Como si fueran canallas decimonónicos a los que su fama les precedía, A Place To Bury Strangers no defraudaron en absoluto respecto a lo que se esperaba de ellos. Tanta niebla como en un bolo de Sisters Of Mercy, flasheados para inducir a la epilepsia y proyecciones que parecían de la bailarina Anna Pavlova, según nos informaron posteriormente, conformaron un peculiar universo del que resultaba difícil abstraerse. Ese concepto de peligrosidad, que decían que tenían los bolos de Iggy Pop en sus inicios, sigue muy presente en su noción del espectáculo. Podría suceder lo inimaginable, por ejemplo, escuchar extraños sonidos que rememoraban las aspas de un helicóptero o que su vocalista agarrara un foco del suelo para deslumbrar a la peña. Chaladura total.
A la manera en que uno se sumerge en uno de esos sueños en los que una caída se torna inevitable, así de opresivo resultó el recital de los de Brooklyn. Y es que desde “Dead Beat” aquello se asemejó a una suerte de placer sadomasoquista en el que la fusta la aportaban el fuzz, el reverb y todos esos efectos que logran el apabullante muro de sonido ensordecedor por el que son reconocidos en la escena alternativa. Había que estar muy de colocón o metido en la movida para disfrutar de semejante apisonadora sónica en plenitud. Dado que en el recinto no cabía un alfiler, no pudimos acomodarnos en las primeras filas para que nos reventaran la cabeza, como nos hubiera gustado, pero la destructora onda expansiva era tal que hasta sobrecogía estando cerca de la barra. Un océano chirriante.
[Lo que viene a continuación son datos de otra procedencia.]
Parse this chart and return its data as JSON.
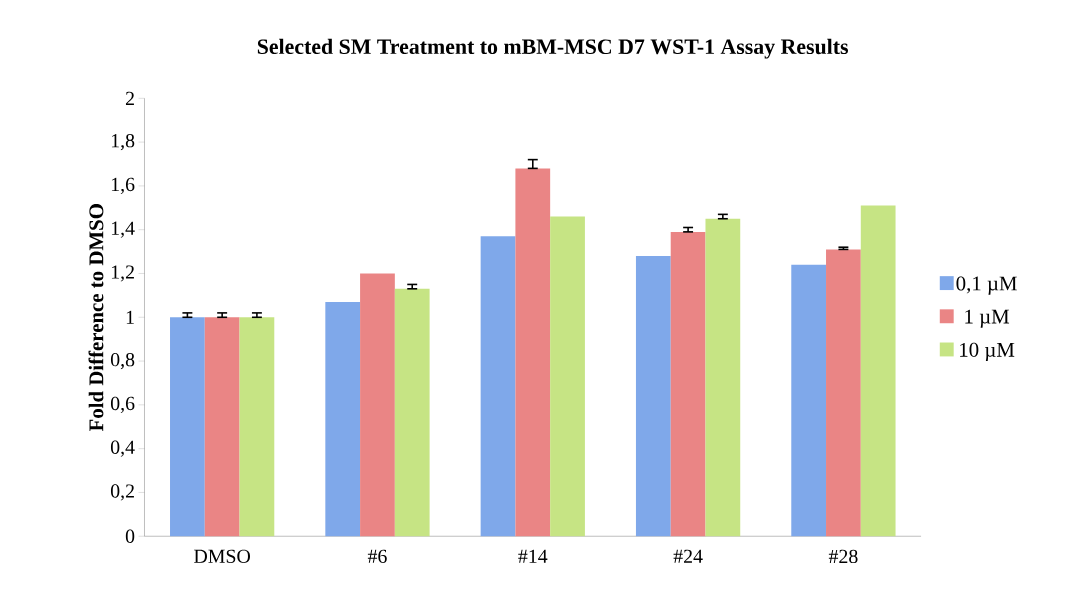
{
  "chart_data": {
    "type": "bar",
    "title": "Selected SM Treatment to mBM-MSC D7 WST-1 Assay Results",
    "ylabel": "Fold Difference to DMSO",
    "categories": [
      "DMSO",
      "#6",
      "#14",
      "#24",
      "#28"
    ],
    "series": [
      {
        "name": "0,1 µM",
        "color": "#7fa8ea",
        "values": [
          1.0,
          1.07,
          1.37,
          1.28,
          1.24
        ],
        "errors": [
          [
            1.0,
            1.02
          ],
          null,
          null,
          null,
          null
        ]
      },
      {
        "name": "1  µM",
        "color": "#ea8585",
        "values": [
          1.0,
          1.2,
          1.68,
          1.39,
          1.31
        ],
        "errors": [
          [
            1.0,
            1.02
          ],
          null,
          [
            1.68,
            1.72
          ],
          [
            1.39,
            1.41
          ],
          [
            1.31,
            1.32
          ]
        ]
      },
      {
        "name": "10 µM",
        "color": "#c6e484",
        "values": [
          1.0,
          1.13,
          1.46,
          1.45,
          1.51
        ],
        "errors": [
          [
            1.0,
            1.02
          ],
          [
            1.13,
            1.15
          ],
          null,
          [
            1.45,
            1.47
          ],
          null
        ]
      }
    ],
    "ylim": [
      0,
      2
    ],
    "yticks": [
      0,
      {
        "value": 0.2,
        "label": "0,2"
      },
      {
        "value": 0.4,
        "label": "0,4"
      },
      {
        "value": 0.6,
        "label": "0,6"
      },
      {
        "value": 0.8,
        "label": "0,8"
      },
      1,
      {
        "value": 1.2,
        "label": "1,2"
      },
      {
        "value": 1.4,
        "label": "1,4"
      },
      {
        "value": 1.6,
        "label": "1,6"
      },
      {
        "value": 1.8,
        "label": "1,8"
      },
      2
    ],
    "legend": "right",
    "grid": false
  }
}
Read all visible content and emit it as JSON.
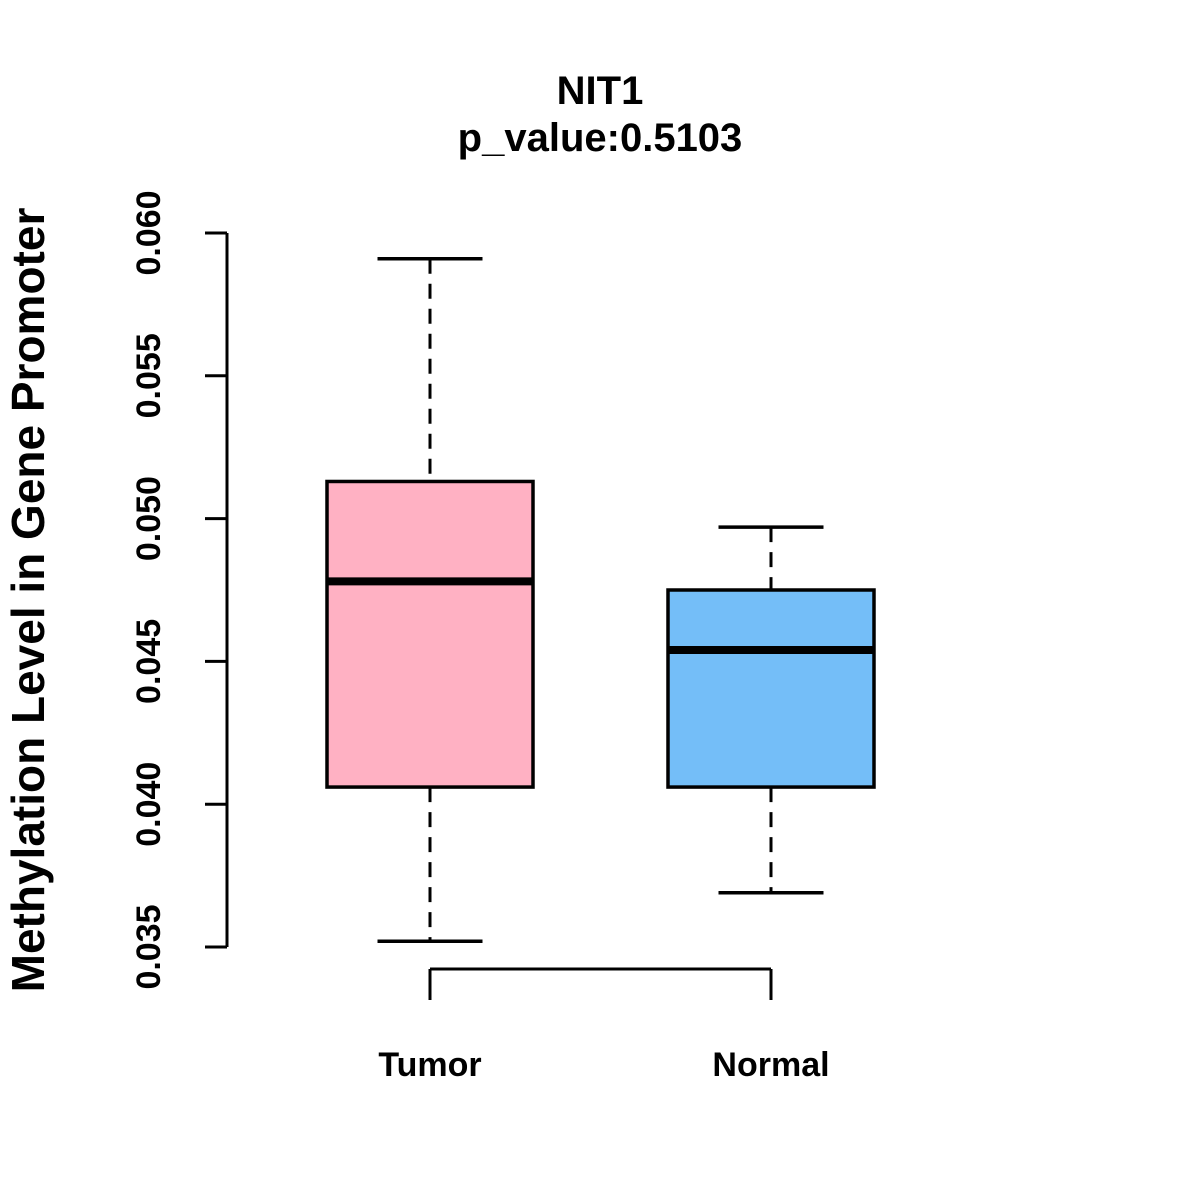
{
  "title": "NIT1",
  "subtitle": "p_value:0.5103",
  "chart_data": {
    "type": "boxplot",
    "title": "NIT1",
    "subtitle": "p_value:0.5103",
    "xlabel": "",
    "ylabel": "Methylation Level in Gene Promoter",
    "ylim": [
      0.035,
      0.06
    ],
    "ytick_labels": [
      "0.035",
      "0.040",
      "0.045",
      "0.050",
      "0.055",
      "0.060"
    ],
    "categories": [
      "Tumor",
      "Normal"
    ],
    "grid": false,
    "legend": null,
    "series": [
      {
        "name": "Tumor",
        "fill": "#ffb1c3",
        "lower_whisker": 0.0352,
        "q1": 0.0406,
        "median": 0.0478,
        "q3": 0.0513,
        "upper_whisker": 0.0591
      },
      {
        "name": "Normal",
        "fill": "#74bef8",
        "lower_whisker": 0.0369,
        "q1": 0.0406,
        "median": 0.0454,
        "q3": 0.0475,
        "upper_whisker": 0.0497
      }
    ]
  },
  "colors": {
    "tumor_fill": "#ffb1c3",
    "normal_fill": "#74bef8",
    "stroke": "#000000",
    "background": "#ffffff"
  }
}
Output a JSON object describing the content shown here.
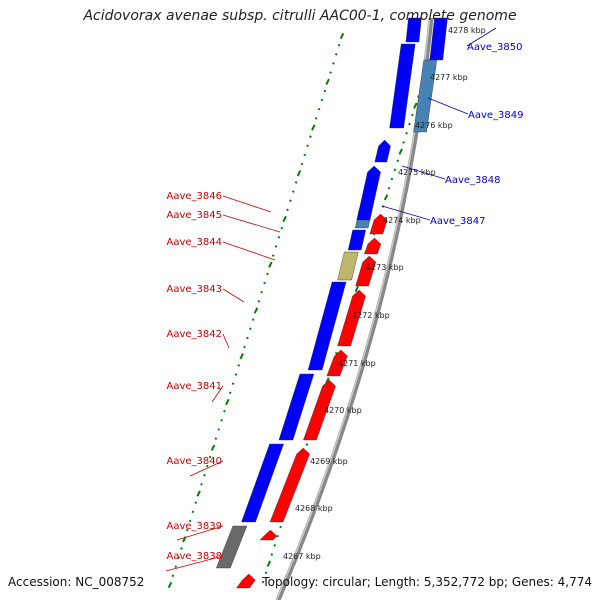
{
  "title": "Acidovorax avenae subsp. citrulli AAC00-1, complete genome",
  "accession": "Accession: NC_008752",
  "topology": "Topology: circular; Length: 5,352,772 bp; Genes: 4,774",
  "colors": {
    "forward": "#ff0000",
    "reverse": "#0000ff",
    "steel": "#4682b4",
    "olive": "#bdb76b",
    "gray": "#696969",
    "ticks": "#008000",
    "backbone": "#888888",
    "label_red": "#cc0000",
    "label_blue": "#0000cc"
  },
  "kbp_ticks": [
    "4267 kbp",
    "4268 kbp",
    "4269 kbp",
    "4270 kbp",
    "4271 kbp",
    "4272 kbp",
    "4273 kbp",
    "4274 kbp",
    "4275 kbp",
    "4276 kbp",
    "4277 kbp",
    "4278 kbp"
  ],
  "genes_left": [
    "Aave_3846",
    "Aave_3845",
    "Aave_3844",
    "Aave_3843",
    "Aave_3842",
    "Aave_3841",
    "Aave_3840",
    "Aave_3839",
    "Aave_3838"
  ],
  "genes_right": [
    "Aave_3850",
    "Aave_3849",
    "Aave_3848",
    "Aave_3847"
  ]
}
Sorprendió que no interpretaran demasiados cortes de su reseñable último disco ‘Pinned’, un trabajo determinante en su carrera por la aportación de la batería Lia Simon Braswell y sus coros hipnóticos que han provocado un cambio drástico en su sonido. Nos quedamos con las ganas de escuchar “Execution”, pero por lo menos condescendieron con el arrastrado “There’s Only One Of Us” y casi tocamos el éter rechinante con “To Fix The Gash In Your Head”, ideal para amordazar a alguien en una silla.
El que buscara interacción con el público, charlitas buenrollistas sobre refugiados o agradecimientos se había confundido de lugar, el trío no abrió la boca en todo el concierto, lo cual se agradeció, puesto que a un servidor cada vez le cansan más mierdas del estilo de dar palmas o cantar “oe, oe”. Eso no significa que resultaran fríos ni por asomo, cada cual expresa las emociones a su manera, y de vez en cuando se pudo ver al bajista entre la muchedumbre antes de que elevaran un láser a modo de nave espacial. El poder del caos.
Otro de los puntos álgidos fue “Never Coming Back”, que alude quizás a la faceta más melódica de The Jesus & Mary Chain o The Raveonettes. Y en esa senda podrían haber continuado durante un buen rato para que los fans del ruido alcanzáramos un éxtasis místico, en su lugar, terminaron abruptamente y nos dejaron con las ganas de seguir inmersos en su voladura descontrolada de convencionalismos. Ni siquiera se despidieron, soltaron la bomba de humo, o lo que los millennials llaman ahora ghosting, y todos contentos.
Porque lo cierto es que no hubo ni un solo reproche mientras desgranaban su repertorio, la peña parecía incluso disfrutar cuando se ponían más burros. Como hemos dicho, había una especie de componente masoquista en la noche y no me habría escandalizado si me hubieran dicho que varios de los asistentes disfrutaban de los azotes en la intimidad, de los golpes sonoros a los físicos tampoco debe haber mucha distancia. Quizás con las contribuciones vocales de su batería hayan perdido cierta rotundidad, pero han ganado de largo en profundidad y matices. Y en salvajismo hipnótico hasta sangrar. ¡Zas!